Election Day is upon Merced County so here’s a reminder — for those undecided voters — of what’s at stake this Tuesday.
The most highly volatile elections in Merced County are the Atwater City Council races, where incumbent Mayor Jim Price faces challenger Paul Creighton, a member of the council.
Creighton has had support from the majority of the council, but that could change depending on Tuesday’s winners. Councilmember Brian Raymond, who has voted along with Creighton on the high-profile hires, faces opponent Don Hyler III in the District 4 election.
District 3 candidates Danny Ambriz and Dan Hernandez face off. Hernandez has been openly critical of Atwater City Attorney Doug White, as well as the decision to place Police Chief Samuel Joseph on paid leave.
Atwater politics has been particularly nasty with both sides of the divided council accusing each other of legal and ethical violations and name calling.
The city will also ask voters if they want to tax marijuana up to 15 percent with Measure A. Measure B would make the city clerk, which is elected, into an appointed position.
Then there’s Measure C, which would increase the city’s hotel tax from 8 percent to 10 percent. Measure E authorizes Atwater Elementary School District to issue $20 million in bonds, and hike up property taxes, to raise money to build a new school, improve facilities and improve student safety.
In the largest city in the county, the elections are much more civil. Merced Mayor Mike Murphy faces Monica Kay Villa, a homeless woman and the underdog.
The city’s northernmost district, District 6, sees high school teacher John Bliss facing Merced County Sheriff’s Sgt. Delray Shelton.

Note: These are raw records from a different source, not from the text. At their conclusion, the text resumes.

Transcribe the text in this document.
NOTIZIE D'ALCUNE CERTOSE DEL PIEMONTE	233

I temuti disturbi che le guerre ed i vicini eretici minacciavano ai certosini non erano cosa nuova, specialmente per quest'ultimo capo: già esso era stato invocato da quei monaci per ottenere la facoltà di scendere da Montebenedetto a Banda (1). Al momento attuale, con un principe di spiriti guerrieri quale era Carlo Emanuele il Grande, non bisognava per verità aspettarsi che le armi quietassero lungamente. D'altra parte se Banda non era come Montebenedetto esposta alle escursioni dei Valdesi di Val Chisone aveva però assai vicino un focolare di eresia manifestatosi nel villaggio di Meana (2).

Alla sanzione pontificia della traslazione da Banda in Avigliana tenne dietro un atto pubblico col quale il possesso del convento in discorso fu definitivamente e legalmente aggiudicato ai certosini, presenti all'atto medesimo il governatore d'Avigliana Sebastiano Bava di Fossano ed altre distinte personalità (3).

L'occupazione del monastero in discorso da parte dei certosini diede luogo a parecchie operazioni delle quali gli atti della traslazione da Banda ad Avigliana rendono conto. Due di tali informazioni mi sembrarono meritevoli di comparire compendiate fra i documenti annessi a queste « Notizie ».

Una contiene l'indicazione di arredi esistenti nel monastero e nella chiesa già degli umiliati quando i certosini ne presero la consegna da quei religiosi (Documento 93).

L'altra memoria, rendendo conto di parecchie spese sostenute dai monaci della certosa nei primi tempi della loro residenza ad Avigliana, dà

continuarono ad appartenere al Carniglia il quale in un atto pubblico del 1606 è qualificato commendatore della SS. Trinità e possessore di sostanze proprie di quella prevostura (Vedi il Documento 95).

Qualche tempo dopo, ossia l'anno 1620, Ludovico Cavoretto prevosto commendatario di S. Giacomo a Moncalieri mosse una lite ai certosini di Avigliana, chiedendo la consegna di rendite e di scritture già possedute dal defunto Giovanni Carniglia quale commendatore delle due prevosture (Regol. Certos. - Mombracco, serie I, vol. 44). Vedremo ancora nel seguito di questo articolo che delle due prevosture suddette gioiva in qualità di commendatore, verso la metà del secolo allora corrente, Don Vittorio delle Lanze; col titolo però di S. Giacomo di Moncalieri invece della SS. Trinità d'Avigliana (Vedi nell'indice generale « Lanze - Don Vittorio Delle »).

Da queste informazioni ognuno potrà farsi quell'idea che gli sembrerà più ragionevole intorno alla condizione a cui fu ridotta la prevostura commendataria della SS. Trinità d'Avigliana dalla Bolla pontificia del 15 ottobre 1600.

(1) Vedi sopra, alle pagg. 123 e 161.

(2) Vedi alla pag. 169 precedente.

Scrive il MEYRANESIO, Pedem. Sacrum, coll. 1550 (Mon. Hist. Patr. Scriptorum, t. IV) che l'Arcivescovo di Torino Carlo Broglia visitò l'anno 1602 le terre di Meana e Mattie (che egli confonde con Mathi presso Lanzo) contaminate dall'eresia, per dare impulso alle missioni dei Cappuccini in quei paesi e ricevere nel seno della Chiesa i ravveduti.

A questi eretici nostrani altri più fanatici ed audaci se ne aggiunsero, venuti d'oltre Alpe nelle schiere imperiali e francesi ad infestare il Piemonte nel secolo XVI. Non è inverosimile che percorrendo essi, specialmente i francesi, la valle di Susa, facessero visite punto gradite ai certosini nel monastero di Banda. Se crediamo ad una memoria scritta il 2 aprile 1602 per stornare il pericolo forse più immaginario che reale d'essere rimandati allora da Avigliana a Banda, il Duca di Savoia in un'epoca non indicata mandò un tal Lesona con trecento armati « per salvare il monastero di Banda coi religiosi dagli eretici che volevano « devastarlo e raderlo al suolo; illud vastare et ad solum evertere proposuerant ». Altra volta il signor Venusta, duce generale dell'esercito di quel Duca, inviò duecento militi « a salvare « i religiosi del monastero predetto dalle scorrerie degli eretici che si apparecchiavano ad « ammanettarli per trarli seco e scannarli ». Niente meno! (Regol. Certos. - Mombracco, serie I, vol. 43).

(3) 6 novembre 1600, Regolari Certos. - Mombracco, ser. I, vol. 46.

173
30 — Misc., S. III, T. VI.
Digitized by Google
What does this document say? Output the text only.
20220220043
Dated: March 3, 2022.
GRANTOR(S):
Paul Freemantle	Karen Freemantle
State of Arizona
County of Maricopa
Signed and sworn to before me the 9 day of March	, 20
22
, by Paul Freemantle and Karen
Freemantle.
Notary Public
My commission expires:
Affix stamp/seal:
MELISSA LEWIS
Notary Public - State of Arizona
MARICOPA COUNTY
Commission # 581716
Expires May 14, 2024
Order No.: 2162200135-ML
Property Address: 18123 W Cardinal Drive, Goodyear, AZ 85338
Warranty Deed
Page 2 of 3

While District 4 has drawn candidates in UC Merced employee Karla Seijas and Merced County Sheriff’s Sgt. Kevin Blake, who is already on the council.
The Westside city of Los Banos has multiple longtime elected leaders seeking another term. Incumbent Mayor Mike Villalta seeks his fifth term this election, facing business owner Nilson Gomes Filho and John Jeremiah.
Also on the council for several years, Councilman Tom Faria faces Refugio Llamas, who has lost the race to Faria before in District 2. District three drew candidates in John Cates and Brett Jones, both of whom are on the Planning Commission.
Los Banos leaders have asked voters to pass a half-cent sales tax through Measure H to benefit public safety, neighborhood services and fiscal stability.
The city of Livingston has the most crowded ballot with four candidates seeking the mayor’s seat and nine people vying for three council seats.
Three sitting councilmembers — Juan Aguilar Jr., Alex McCabe and Gurpal Samra — are facing off for the open mayor’s seat, as is retiree Mario Luera. Incumbent Mayor Jim Soria did not seek re-election.
Hopefuls for one of the three seats are Jay Abrams, a retired correctional officer; Jason Roth, a planning commissioner; Gagandeep Kang, a truck driver; Mucio Vera Jr., a truck driver; Elias Jesus Maldonado III, who is in the military; Garry Gurpreet Singh, an office consultant; Raul Garcia, a deputy; Roberto Godinez, a technician; and Maria Baptista Soto, an educator.
The city council of Dos Palos has two open seats this November.
Incumbent Thomas Lee Pigg faces three challengers: community advocate Alice Thompson, retiree Kuldip Mahal and bookkeeper Deborah Orlando.
Newcomer Zachary Ramos faces Patrick Nagy, who has been on the council since 2008, for the mayoral seat in Gustine. Mel Oliveira did not file to seek re-election.
Derek Alexander, a food quality manager; Rich Ford, a business owner and former mayor; and Lynn Schultz, a retiree, are looking to be on the council.
In Gustine, the mayor is elected for two years. If Measure D passes, the term will extend to four years.